Amplification of the V3–V4 hypervariable region of the microbial 16S rRNA gene was performed using the universal primers 341 F, 5′ACACTGACGACATGGTTCTACACCTACGGGNGGCWGCAG-3′ and 805 R, 5′-TACGGTAGCAGAGACTTGGTCTGACTACHVGGGTATCTAATCC-3′. Amplification consisted of the following steps: an initial denaturing at 94 °C for 3 minutes followed by 35 cycles of 94 °C for 45 seconds, 50 °C for 1 minute, 72 °C for 90 seconds, and an elongation step of 72 °C for 10 minutes45. After PCR amplification, paired-end sequencing was performed using the Illumina MiSeq platform at Génome Québec, Canada.

Gut microbiota analysis

The raw paired-end sequences were analysed by using the Quantitative Insights Into Microbial Ecology 2 (QIIME2; version 2019.7.0) package46,47. The DADA2 pipeline within QIIME2 was used to filter low-quality reads, denoise sequences, join paired-end reads, and remove chimeric sequences48. The taxonomy was assigned using the scikit-learn naive Bayes machine-learning classifier49 where the classifier was created by using sequences from the SILVA database version 13250. Rarefying normalization51 was applied to normalize all samples using the 15,000 reads per sample criterion. To group samples based on similar microbiota profiles at genus level, a clustering method previously described by Arumugam et al. was applied24. Briefly, the partitioning around medoid (PAM) clustering algorithm with Jensen–Shannon distance was employed to cluster samples based on relative genus abundances where the optimal number of clusters was determined by using Calinski–Harabasz (CH) index. The clustering result was then used to assign samples into groups that share similar relative genus abundances (enterotypes). Alpha diversity of each enterotype was determined using Shannon index. Finally, the enterotypes of all MetS samples were visualized using principal component analysis.

Statistical analysis

Continuous variables are expressed as mean ± standard deviation. The analysis of non-normally distributed variables was done using the Mann-Whitney U and Kruskal-Wallis Tests52,53. Frequencies and percentages are used for all of the categorical variables. Pearson χ² test was used to compare between groups.

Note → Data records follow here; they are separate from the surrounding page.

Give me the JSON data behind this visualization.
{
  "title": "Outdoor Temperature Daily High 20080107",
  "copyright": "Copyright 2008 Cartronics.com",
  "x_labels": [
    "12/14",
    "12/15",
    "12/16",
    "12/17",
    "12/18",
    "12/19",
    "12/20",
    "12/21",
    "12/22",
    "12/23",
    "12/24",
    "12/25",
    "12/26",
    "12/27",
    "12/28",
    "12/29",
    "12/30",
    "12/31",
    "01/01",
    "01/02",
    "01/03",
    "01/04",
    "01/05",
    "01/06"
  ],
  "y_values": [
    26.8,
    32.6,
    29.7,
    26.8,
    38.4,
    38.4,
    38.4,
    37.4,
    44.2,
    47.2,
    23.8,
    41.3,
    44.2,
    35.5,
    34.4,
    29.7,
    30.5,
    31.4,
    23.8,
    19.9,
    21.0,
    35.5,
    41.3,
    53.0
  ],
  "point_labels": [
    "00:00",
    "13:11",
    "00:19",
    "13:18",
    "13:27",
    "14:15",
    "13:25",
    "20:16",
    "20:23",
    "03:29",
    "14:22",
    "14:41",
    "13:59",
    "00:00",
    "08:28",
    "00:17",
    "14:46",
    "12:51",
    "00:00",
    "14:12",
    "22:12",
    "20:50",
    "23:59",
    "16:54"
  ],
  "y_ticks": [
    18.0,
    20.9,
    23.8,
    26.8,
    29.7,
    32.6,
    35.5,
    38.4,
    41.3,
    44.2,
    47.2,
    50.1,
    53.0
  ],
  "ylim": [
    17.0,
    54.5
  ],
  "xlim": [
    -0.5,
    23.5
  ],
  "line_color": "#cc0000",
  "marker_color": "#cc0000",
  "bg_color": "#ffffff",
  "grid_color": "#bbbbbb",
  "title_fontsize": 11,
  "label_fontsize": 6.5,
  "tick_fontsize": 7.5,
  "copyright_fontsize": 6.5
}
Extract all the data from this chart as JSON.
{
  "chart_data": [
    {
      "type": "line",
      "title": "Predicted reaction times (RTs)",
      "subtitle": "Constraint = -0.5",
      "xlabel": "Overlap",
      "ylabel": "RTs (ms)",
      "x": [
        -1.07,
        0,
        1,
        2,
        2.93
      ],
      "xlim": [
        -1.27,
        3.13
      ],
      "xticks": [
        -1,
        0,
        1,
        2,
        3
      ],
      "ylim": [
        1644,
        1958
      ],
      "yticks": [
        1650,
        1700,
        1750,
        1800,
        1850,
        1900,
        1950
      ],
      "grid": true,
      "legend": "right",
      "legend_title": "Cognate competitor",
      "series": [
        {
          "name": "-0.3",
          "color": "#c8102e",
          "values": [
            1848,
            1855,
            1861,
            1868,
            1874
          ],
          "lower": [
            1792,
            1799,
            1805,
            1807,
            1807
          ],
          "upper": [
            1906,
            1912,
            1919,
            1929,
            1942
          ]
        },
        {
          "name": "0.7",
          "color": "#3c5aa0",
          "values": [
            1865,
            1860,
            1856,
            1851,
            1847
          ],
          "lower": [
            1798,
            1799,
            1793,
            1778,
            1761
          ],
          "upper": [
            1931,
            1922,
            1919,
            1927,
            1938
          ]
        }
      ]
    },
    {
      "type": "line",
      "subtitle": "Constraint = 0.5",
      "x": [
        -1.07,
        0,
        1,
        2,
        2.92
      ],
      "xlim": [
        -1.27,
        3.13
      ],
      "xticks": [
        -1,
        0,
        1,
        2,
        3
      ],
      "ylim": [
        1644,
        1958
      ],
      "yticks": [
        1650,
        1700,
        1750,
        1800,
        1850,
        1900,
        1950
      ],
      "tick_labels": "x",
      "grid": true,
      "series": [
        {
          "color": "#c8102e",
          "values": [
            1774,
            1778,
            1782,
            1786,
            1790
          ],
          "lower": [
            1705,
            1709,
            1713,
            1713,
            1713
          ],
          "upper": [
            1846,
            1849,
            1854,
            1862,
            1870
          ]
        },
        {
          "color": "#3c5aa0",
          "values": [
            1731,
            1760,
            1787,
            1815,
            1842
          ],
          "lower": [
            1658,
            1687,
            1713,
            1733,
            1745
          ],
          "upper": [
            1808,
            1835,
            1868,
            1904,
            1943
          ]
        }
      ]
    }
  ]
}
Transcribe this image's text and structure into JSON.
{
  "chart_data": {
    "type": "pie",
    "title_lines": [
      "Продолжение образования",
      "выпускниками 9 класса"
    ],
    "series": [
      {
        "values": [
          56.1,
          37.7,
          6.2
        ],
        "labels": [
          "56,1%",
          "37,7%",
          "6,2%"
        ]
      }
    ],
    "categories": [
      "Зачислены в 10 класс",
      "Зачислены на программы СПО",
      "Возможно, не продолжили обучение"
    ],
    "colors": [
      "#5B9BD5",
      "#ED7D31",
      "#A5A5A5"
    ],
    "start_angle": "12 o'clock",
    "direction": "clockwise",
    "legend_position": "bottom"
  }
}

The differential abundance test between groups was done using analysis of composition of microbiomes (ANCOM) and linear discriminant analysis effect size (LEfSe)28,29. The metadata of samples used in this study consisted of the non-normally distributed variables such as age, height, weight, body mass index (BMI), waist circumference, smoking frequency, alcohol consumption frequency, high-density lipoprotein cholesterol (HDL-C), low-density lipoprotein cholesterol (LDL-C), very-low-density lipoprotein cholesterol (VLDL-C), heart rate, systolic blood pressure (SBP), diastolic blood pressure (DBP), triglyceride, total cholesterol, glucose, insulin, homeostatic model assessment (HOMA) score, Montreal cognitive assessment (MoCA) score, interleukin 18 (IL 18), interleukin 1 beta (IL 1B), NOD-like receptor family, pyrin domain-containing protein 3 inflammasome (NLRP3), and glyceraldehyde 3-phosphate dehydrogenase (GAPDH). Cardiovascular disease and co-morbidities as well as cardiac rhythms were also recorded. The correlations between the microbial abundances and clinical parameters were analysed using Spearman’s rank correlation coefficient54. Note that species with abundance of less than 1 percent were excluded from the correlation analysis. Spearman’s rank correlation was also used to compare clinical parameters to identify collinearity between parameter values. P values of less than 0.05 based on 2-tailed probability tests were regarded as statistically significant. All statistical calculations were performed using the SPSS version 17 (SPSS Inc., IL, USA).